Firstly, I want to know whether my approach for using pre-trained model is correct, here is the code:
## language data bunch
data_lm = (TextList.from_df(df=metadata,path='.',cols='labels')
.split_by_rand_pct(0.1)
.label_for_lm()
.databunch(bs=100))
# create learner object
learn = language_model_learner(data_lm, AWD_LSTM, drop_mult=0.3,pretrained=True)
# fine tune model
learn.fit_one_cycle(8, 1e-2, moms=(0.8,0.7))
# save model parameters
learn.save('fine_tuned_LM')
learn.save_encoder('fine_tuned_LM_Encoder')
## load model parameters
pretrained_lstm = AWD_LSTM(vocab_size, emb_sz=812, n_hid = 512,n_layers= 1)
wgts = torch.load('models/fine_tuned_LM.pth')
params = list(zip(wgts.items(),pretrained_lstm.state_dict().items()))
for p in params:
name = p[1][0]
pretrained_lstm.state_dict()[name] = p[0][1]

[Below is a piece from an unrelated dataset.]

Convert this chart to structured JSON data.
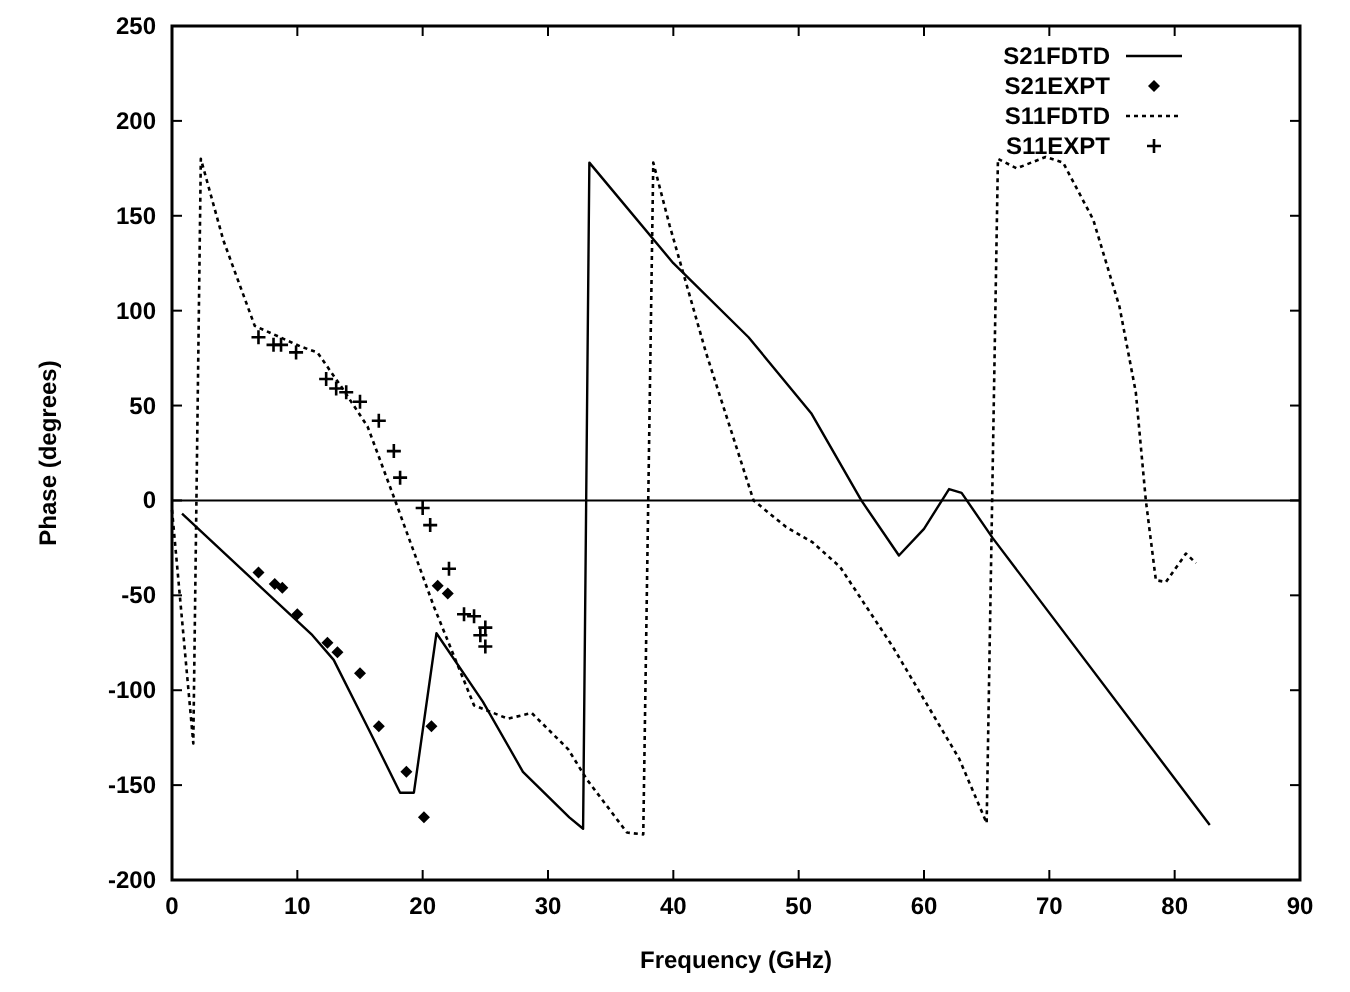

I have a few questions on this:
-
I have to pass a modified hidden state, the output of the attention model. How do I do that?
-
Since I using a pre-trained language model, it supposes to store vocabulary (word to index mapping). How this vocabulary information is stored.
-
It is enough to load just ‘fine_tuned_LM_Encoder’ or I should load entire ‘fine_tuned_LM’. In IDMB sentimental analysis tutorial, it was used for classification but for my case goal is text generation. I believe the entire model should be loaded.
-
Since I used AWD_LSTM loaded with wiki-103 weights, I had to same architecture but when I initiated with different hyperparameters (emb_sz=812, n_hid = 512) and loaded my fine-tuned weights it did not throw an error as such. I am confused about what is going on inside it.